WE MADE IT!

Winners of the female class and 7th overall! In 43 days, 4 hours and 56 minutes we reached the finish in Antigua. Proud, tired, euphoric, we heard the horn, saw our friends waving and flashed the flares that mark the finish. What a fantastic adventure it was!

On the 12th of December we got our stuff together for the start. After a good nights’ sleep we prepared our food in the tupperware boxes, filled the water bottles and said goodbye to our loved ones. We knew that we would see them again on Antigua but what we would experience, see, endure between start and finish we did not know then. That soon changed after the horn. It was us and the ocean and nothing else. We felt good, free, strong, unstoppable. After losing sight of La Gomera and El Hierro we knew there would only be the Atlantic.

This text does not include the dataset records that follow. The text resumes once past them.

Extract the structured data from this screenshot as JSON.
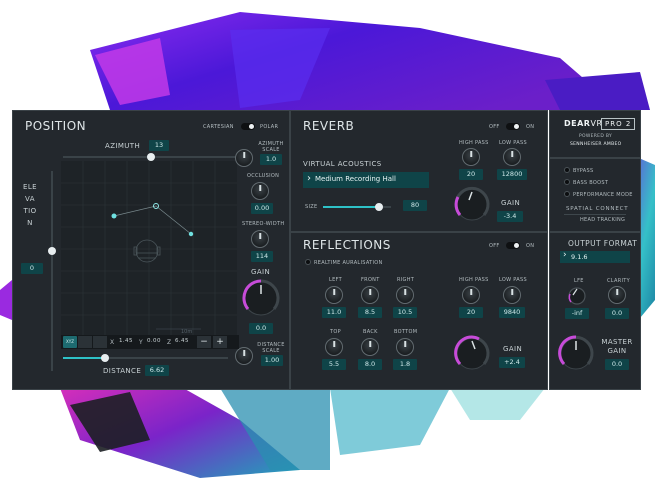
{
  "position": {
    "title": "POSITION",
    "mode_left": "CARTESIAN",
    "mode_right": "POLAR",
    "azimuth_label": "AZIMUTH",
    "azimuth_value": "13",
    "elevation_label": "ELEVATION",
    "elevation_value": "0",
    "azimuth_scale_label": "AZIMUTH SCALE",
    "azimuth_scale_value": "1.0",
    "occlusion_label": "OCCLUSION",
    "occlusion_value": "0.00",
    "stereo_width_label": "STEREO-WIDTH",
    "stereo_width_value": "114",
    "gain_label": "GAIN",
    "gain_value": "0.0",
    "distance_scale_label": "DISTANCE SCALE",
    "distance_scale_value": "1.00",
    "distance_label": "DISTANCE",
    "distance_value": "6.62",
    "grid_ruler": "10m",
    "coord_x_label": "X",
    "coord_x_value": "1.45",
    "coord_y_label": "Y",
    "coord_y_value": "0.00",
    "coord_z_label": "Z",
    "coord_z_value": "6.45",
    "minus_label": "−",
    "plus_label": "+",
    "view_tab_1": "XYZ"
  },
  "reverb": {
    "title": "REVERB",
    "off": "OFF",
    "on": "ON",
    "high_pass_label": "HIGH PASS",
    "high_pass_value": "20",
    "low_pass_label": "LOW PASS",
    "low_pass_value": "12800",
    "virtual_acoustics_label": "VIRTUAL ACOUSTICS",
    "preset": "Medium Recording Hall",
    "size_label": "SIZE",
    "size_value": "80",
    "size_fraction": 0.8,
    "gain_label": "GAIN",
    "gain_value": "-3.4"
  },
  "reflections": {
    "title": "REFLECTIONS",
    "off": "OFF",
    "on": "ON",
    "realtime_label": "REALTIME AURALISATION",
    "left_label": "LEFT",
    "left_value": "11.0",
    "front_label": "FRONT",
    "front_value": "8.5",
    "right_label": "RIGHT",
    "right_value": "10.5",
    "top_label": "TOP",
    "top_value": "5.5",
    "back_label": "BACK",
    "back_value": "8.0",
    "bottom_label": "BOTTOM",
    "bottom_value": "1.8",
    "high_pass_label": "HIGH PASS",
    "high_pass_value": "20",
    "low_pass_label": "LOW PASS",
    "low_pass_value": "9840",
    "gain_label": "GAIN",
    "gain_value": "+2.4"
  },
  "brand": {
    "dear": "DEAR",
    "vr": "VR",
    "pro": "PRO 2",
    "powered_by": "POWERED BY",
    "sennheiser": "SENNHEISER AMBEO"
  },
  "options": {
    "bypass": "BYPASS",
    "bass_boost": "BASS BOOST",
    "performance_mode": "PERFORMANCE MODE",
    "spatial_connect": "SPATIAL CONNECT",
    "head_tracking": "HEAD TRACKING"
  },
  "output": {
    "title": "OUTPUT FORMAT",
    "format": "9.1.6",
    "lfe_label": "LFE",
    "lfe_value": "-inf",
    "clarity_label": "CLARITY",
    "clarity_value": "0.0",
    "master_gain_label": "MASTER GAIN",
    "master_gain_value": "0.0"
  },
  "colors": {
    "accent": "#2ec2c7",
    "gain_arc": "#c74bd9",
    "panel": "#23282d",
    "value_box": "#0f4448"
  }
}
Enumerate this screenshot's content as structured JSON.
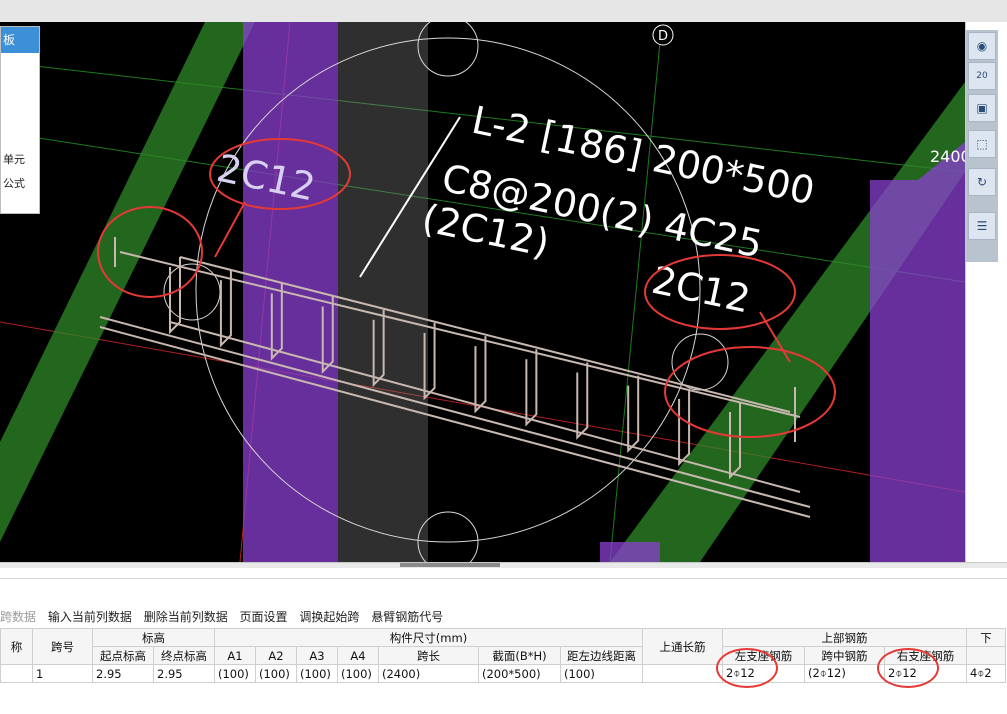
{
  "float_panel": {
    "header": "板",
    "items": [
      "单元",
      "公式"
    ]
  },
  "viewport": {
    "axis_label": "D",
    "beam_annotation": [
      "L-2 [186] 200*500",
      "C8@200(2) 4C25",
      "(2C12)"
    ],
    "callouts": [
      "2C12",
      "2C12"
    ],
    "right_edge_text": "2400"
  },
  "right_toolbar": {
    "icons": [
      "orbit-icon",
      "plan-view-icon",
      "box-view-icon",
      "select-box-icon",
      "rotate-icon",
      "layers-icon"
    ],
    "plan_view_number": "20"
  },
  "grid_toolbar": {
    "items": [
      {
        "label": "跨数据",
        "enabled": false
      },
      {
        "label": "输入当前列数据",
        "enabled": true
      },
      {
        "label": "删除当前列数据",
        "enabled": true
      },
      {
        "label": "页面设置",
        "enabled": true
      },
      {
        "label": "调换起始跨",
        "enabled": true
      },
      {
        "label": "悬臂钢筋代号",
        "enabled": true
      }
    ]
  },
  "grid": {
    "group_headers": {
      "name": "称",
      "span_no": "跨号",
      "elevation": "标高",
      "dimensions": "构件尺寸(mm)",
      "top_through": "上通长筋",
      "top_rebar": "上部钢筋",
      "bottom": "下"
    },
    "sub_headers": {
      "start_elev": "起点标高",
      "end_elev": "终点标高",
      "a1": "A1",
      "a2": "A2",
      "a3": "A3",
      "a4": "A4",
      "span_len": "跨长",
      "section": "截面(B*H)",
      "left_edge_dist": "距左边线距离",
      "left_support": "左支座钢筋",
      "mid_span": "跨中钢筋",
      "right_support": "右支座钢筋"
    },
    "row": {
      "span_no": "1",
      "start_elev": "2.95",
      "end_elev": "2.95",
      "a1": "(100)",
      "a2": "(100)",
      "a3": "(100)",
      "a4": "(100)",
      "span_len": "(2400)",
      "section": "(200*500)",
      "left_edge_dist": "(100)",
      "top_through": "",
      "left_support": "2⌽12",
      "mid_span": "(2⌽12)",
      "right_support": "2⌽12",
      "bottom": "4⌽2"
    }
  },
  "colors": {
    "viewport_bg": "#000000",
    "green_beam": "#2f8a2a",
    "purple_column": "#8a3fd0",
    "rebar": "#c8b8b0",
    "highlight_circle": "#e53935",
    "panel_header": "#3d8fd8"
  }
}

The first week some of us got acquainted with the state of being seasick. Not much fun. But we all recovered after 2 days, kept rowing and enjoyed the good winds and surfing the waves. The week before Christmas we experienced the zone of no winds. Nice sight, such a mirror of water but it doesn’t do much for speed. But things change and the Ocean shows a different face every day. We rowed and rowed, enjoyed zillion of stars, saw dolphins, some other fins sticking out of the water (sharks? small whales?), neonblue fish and always a nice little bird that seemed to follow us and tried to land on our Queen. Christmas brought us hard winds and the need to para-anchor. Fortunately we could get away that afternoon only to repeat that routine again on Newyears’ Eve. We knew the wind would back to NW and that is bad news. No way we could get out, we tried twice before we we successful during a small weather window. Hard work we can tell you now! The second week of January was good, finally winds from the E/NE. It took a few days for the swell and waves to change so that we finally could speed up again.

The race with Valkyrie was superb. We had the same speed the first 2 weeks but we seemed to get faster, only to be overtaken once in a while. In January we overtook them again after seeing them for real for the second time, that close! 20 miles difference and hoping that would be enough to stay in that position. Unfortunately they overtook us again. How hard can you chase another boat? Well we tried and rowed and rowed, our arms got 10 cm longer from the hard work! They got faster and faster, we wondered if they had some Popeye food on board but admitted, let’s race our own race and we felt comfortable doing so. Our other competitors, the other Ladies 4, were nowhere near.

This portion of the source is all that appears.